I had better results creating the tool message and a HumanMessage that instructs the model to continue the conversation, both on the same input message array, but oddly the model seens to ignore the ToolMessage data and generate a response that is not present on the appended ToolMessage.

Example:

messages = [
                    ToolMessage(
                        content=ai_agent_prompt_dto.prompt,
                        tool_call_id=ai_agent_prompt_dto.context[
                            "tool_call_id"
                        ], 
                    ),
                    HumanMessage(content="You have received the tool delayed result. You must continue with the conversation."),
                ]

Hey @vicky70

This usually happens because the graph isn’t actually being resumed in the same execution context the model expects.

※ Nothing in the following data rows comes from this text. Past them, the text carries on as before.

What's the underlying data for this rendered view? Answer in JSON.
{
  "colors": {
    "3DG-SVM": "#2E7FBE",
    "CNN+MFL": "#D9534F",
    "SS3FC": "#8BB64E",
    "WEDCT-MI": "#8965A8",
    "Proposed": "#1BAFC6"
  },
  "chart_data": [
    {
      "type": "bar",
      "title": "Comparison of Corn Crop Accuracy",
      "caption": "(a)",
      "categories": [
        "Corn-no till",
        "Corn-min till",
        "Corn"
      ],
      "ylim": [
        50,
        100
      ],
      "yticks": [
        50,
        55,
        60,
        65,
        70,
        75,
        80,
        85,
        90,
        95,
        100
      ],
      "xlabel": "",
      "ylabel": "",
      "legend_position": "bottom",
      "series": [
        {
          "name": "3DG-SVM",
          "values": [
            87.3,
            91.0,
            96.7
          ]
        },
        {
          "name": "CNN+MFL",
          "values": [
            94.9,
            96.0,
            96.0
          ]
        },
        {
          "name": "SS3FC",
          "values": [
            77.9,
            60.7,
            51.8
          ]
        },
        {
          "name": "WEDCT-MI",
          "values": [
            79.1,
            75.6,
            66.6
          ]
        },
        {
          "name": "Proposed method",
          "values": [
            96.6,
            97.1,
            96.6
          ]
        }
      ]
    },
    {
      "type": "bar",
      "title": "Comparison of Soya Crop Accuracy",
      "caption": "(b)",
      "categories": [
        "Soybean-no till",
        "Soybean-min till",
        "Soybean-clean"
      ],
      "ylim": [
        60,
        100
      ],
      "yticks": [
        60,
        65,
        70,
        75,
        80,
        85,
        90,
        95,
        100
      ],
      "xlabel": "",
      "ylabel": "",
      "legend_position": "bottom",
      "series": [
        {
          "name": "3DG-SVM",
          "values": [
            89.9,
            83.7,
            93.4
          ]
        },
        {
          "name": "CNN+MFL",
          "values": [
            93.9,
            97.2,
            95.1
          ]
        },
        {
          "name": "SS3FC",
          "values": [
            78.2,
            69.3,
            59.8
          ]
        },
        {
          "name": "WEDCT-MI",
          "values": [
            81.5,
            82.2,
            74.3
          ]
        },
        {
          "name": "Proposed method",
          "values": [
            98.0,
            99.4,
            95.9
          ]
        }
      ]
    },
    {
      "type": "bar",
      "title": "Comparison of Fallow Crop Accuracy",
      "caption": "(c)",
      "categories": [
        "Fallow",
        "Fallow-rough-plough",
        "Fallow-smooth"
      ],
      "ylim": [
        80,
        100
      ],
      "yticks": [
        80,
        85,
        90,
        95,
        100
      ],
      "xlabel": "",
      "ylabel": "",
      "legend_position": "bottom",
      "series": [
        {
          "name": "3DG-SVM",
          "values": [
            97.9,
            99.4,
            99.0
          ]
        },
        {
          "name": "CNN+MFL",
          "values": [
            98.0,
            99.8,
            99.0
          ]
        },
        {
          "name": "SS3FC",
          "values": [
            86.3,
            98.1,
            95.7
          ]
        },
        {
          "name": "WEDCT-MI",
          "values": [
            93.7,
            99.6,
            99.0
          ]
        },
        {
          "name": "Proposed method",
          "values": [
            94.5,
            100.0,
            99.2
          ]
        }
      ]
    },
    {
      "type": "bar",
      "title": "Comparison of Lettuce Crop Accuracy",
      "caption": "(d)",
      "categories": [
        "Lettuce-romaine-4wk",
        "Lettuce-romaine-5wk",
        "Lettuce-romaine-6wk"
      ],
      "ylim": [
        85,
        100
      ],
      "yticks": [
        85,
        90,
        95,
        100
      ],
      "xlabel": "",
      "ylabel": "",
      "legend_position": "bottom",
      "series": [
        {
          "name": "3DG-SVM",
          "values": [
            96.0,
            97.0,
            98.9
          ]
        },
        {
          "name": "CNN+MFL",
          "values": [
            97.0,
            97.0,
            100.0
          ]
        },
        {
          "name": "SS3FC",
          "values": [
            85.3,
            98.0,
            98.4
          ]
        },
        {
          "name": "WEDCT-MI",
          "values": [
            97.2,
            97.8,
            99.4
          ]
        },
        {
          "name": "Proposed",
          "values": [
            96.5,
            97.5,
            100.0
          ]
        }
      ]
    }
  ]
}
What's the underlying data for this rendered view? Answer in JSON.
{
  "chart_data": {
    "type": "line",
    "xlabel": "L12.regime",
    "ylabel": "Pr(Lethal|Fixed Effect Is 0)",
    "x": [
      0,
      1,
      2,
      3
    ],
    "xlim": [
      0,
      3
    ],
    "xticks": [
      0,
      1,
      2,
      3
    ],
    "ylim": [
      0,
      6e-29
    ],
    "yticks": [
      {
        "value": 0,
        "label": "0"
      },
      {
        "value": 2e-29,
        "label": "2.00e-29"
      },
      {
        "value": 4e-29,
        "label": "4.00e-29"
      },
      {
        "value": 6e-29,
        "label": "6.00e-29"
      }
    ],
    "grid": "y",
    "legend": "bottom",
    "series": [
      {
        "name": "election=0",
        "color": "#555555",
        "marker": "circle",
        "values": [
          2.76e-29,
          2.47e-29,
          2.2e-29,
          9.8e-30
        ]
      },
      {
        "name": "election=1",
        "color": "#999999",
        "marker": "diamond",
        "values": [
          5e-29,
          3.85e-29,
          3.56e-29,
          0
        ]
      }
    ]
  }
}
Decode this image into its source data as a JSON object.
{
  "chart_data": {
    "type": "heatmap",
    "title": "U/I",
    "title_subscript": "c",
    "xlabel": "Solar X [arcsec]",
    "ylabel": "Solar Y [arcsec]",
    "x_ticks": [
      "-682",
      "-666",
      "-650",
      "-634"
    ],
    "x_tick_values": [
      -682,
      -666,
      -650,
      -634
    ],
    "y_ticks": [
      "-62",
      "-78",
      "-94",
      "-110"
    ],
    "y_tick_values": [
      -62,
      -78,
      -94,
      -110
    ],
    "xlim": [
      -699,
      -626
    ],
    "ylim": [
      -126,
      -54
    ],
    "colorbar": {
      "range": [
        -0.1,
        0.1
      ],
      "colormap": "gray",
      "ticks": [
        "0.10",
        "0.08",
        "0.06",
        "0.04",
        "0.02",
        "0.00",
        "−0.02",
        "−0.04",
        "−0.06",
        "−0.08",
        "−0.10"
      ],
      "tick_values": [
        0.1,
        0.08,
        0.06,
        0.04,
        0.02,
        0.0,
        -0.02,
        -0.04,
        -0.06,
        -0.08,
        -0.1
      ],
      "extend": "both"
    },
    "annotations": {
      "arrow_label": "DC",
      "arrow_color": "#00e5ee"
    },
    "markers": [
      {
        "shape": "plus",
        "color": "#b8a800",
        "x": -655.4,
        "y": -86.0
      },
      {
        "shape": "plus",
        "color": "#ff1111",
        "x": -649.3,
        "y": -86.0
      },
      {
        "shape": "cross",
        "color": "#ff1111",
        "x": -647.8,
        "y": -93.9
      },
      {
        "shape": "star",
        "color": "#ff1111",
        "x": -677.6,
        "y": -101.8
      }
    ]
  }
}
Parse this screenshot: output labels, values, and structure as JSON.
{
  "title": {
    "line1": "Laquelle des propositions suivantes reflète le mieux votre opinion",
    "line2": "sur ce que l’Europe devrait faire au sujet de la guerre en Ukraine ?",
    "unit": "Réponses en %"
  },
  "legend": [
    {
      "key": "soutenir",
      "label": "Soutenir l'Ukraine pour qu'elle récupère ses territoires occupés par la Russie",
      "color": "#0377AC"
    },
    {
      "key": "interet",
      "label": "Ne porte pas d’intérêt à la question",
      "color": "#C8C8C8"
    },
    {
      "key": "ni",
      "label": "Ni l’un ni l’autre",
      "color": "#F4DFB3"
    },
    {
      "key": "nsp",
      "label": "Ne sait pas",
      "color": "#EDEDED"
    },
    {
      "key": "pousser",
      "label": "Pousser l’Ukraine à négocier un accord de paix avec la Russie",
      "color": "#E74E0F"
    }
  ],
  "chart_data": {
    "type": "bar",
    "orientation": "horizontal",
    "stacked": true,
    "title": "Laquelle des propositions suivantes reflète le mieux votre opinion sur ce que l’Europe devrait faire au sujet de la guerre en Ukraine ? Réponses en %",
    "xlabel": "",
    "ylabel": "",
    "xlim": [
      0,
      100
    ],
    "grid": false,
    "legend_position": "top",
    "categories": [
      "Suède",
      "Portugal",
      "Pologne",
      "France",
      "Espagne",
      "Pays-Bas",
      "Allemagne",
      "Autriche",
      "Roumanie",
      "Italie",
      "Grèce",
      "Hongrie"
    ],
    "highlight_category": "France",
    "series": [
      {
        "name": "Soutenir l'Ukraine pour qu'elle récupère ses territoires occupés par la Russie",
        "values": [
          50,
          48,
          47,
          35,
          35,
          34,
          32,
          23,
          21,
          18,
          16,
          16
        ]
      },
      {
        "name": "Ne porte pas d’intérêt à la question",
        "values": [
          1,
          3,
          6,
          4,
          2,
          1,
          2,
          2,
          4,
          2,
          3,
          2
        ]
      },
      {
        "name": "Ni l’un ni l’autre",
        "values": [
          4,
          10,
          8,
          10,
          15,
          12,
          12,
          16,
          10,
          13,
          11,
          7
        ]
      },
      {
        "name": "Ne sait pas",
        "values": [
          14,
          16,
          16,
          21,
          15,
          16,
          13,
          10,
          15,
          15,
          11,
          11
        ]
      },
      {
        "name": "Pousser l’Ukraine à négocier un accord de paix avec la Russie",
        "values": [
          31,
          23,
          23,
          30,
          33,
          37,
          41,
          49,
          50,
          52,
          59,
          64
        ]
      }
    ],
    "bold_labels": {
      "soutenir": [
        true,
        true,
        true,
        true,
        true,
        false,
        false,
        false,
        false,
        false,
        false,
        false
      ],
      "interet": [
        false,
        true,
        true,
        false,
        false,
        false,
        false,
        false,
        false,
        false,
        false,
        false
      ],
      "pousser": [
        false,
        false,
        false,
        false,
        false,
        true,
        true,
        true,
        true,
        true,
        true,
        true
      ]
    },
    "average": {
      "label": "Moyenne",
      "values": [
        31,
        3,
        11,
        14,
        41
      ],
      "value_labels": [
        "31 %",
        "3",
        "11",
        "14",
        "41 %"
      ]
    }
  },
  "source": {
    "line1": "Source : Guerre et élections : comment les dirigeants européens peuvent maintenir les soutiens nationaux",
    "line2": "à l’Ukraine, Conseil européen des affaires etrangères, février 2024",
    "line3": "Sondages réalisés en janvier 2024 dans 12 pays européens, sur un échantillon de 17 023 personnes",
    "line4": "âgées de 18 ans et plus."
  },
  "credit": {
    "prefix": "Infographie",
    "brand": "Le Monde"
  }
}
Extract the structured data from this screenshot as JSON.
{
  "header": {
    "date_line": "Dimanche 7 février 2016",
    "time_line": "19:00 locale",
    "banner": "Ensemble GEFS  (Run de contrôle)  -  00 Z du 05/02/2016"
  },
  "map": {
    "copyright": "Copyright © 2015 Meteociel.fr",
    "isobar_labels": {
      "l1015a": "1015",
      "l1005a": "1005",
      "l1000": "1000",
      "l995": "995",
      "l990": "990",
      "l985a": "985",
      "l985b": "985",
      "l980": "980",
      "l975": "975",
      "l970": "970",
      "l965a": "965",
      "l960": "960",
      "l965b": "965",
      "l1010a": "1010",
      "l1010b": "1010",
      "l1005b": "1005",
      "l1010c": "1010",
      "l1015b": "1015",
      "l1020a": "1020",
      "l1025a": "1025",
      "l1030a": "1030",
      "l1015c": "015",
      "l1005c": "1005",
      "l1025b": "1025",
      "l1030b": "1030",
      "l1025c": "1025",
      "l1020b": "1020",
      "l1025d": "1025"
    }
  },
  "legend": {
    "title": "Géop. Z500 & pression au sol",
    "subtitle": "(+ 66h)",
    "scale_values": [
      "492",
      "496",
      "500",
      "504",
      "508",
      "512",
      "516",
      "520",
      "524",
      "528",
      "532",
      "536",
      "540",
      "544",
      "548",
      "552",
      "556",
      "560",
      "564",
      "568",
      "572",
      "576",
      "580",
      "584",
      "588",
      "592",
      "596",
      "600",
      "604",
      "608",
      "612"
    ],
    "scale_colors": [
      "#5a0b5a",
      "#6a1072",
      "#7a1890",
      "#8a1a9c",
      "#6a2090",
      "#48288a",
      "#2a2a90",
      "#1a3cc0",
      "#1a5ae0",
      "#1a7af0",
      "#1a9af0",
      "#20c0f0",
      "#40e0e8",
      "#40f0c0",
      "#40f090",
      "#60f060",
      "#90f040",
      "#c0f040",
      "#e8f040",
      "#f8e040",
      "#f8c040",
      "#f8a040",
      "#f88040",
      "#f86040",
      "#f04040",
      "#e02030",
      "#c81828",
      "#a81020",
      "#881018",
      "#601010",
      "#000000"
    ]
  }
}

When you inject a delayed ToolMessage, the model will only react if:

  1. The tool_call_id matches exactly the one from the original AIMessage.tool_calls.

  2. The message is appended as coming from the "tools" node.

  3. The graph is resumed from the correct next edge (not restarted with a fresh invoke).

In LangGraph, a ToolMessage by itself doesn’t trigger reasoning — it only works if the graph state machine thinks it just finished executing a tool. If that edge isn’t active anymore (because time passed or the flow completed), the model can legitimately return AIMessage(content="").

That empty response usually means:

“There is no pending tool result expected in this state.”

Why your HumanMessage workaround behaves oddly

When you add:

HumanMessage("You have received the tool delayed result...")

you’re effectively starting a new reasoning turn.
So the model ignores the tool linkage and just treats it like fresh input.

That’s why it doesn’t behave like native tool completion.

What works more reliably in production

Instead of trying to “resume” the original tool call hours later:

:white_check_mark: Treat the reminder as a new user event
→ Inject a HumanMessage like:

“System reminder: It’s time to do X.”

and let the agent respond normally.

This avoids fighting the internal state machine.

Why this happens (architecturally)

LangGraph’s execution model assumes:

AI → tool_call → ToolMessage → AI (immediate continuation)

It is not designed for:

AI → tool_call → [hours later] → ToolMessage → AI

Once the run is complete, there is no suspended edge waiting for that tool result.

In short:
You’re not doing it wrong — you’re hitting a lifecycle limitation.
Delayed tool reinjection only works if the graph is still in a waiting state. Otherwise, treat it as a new conversational turn.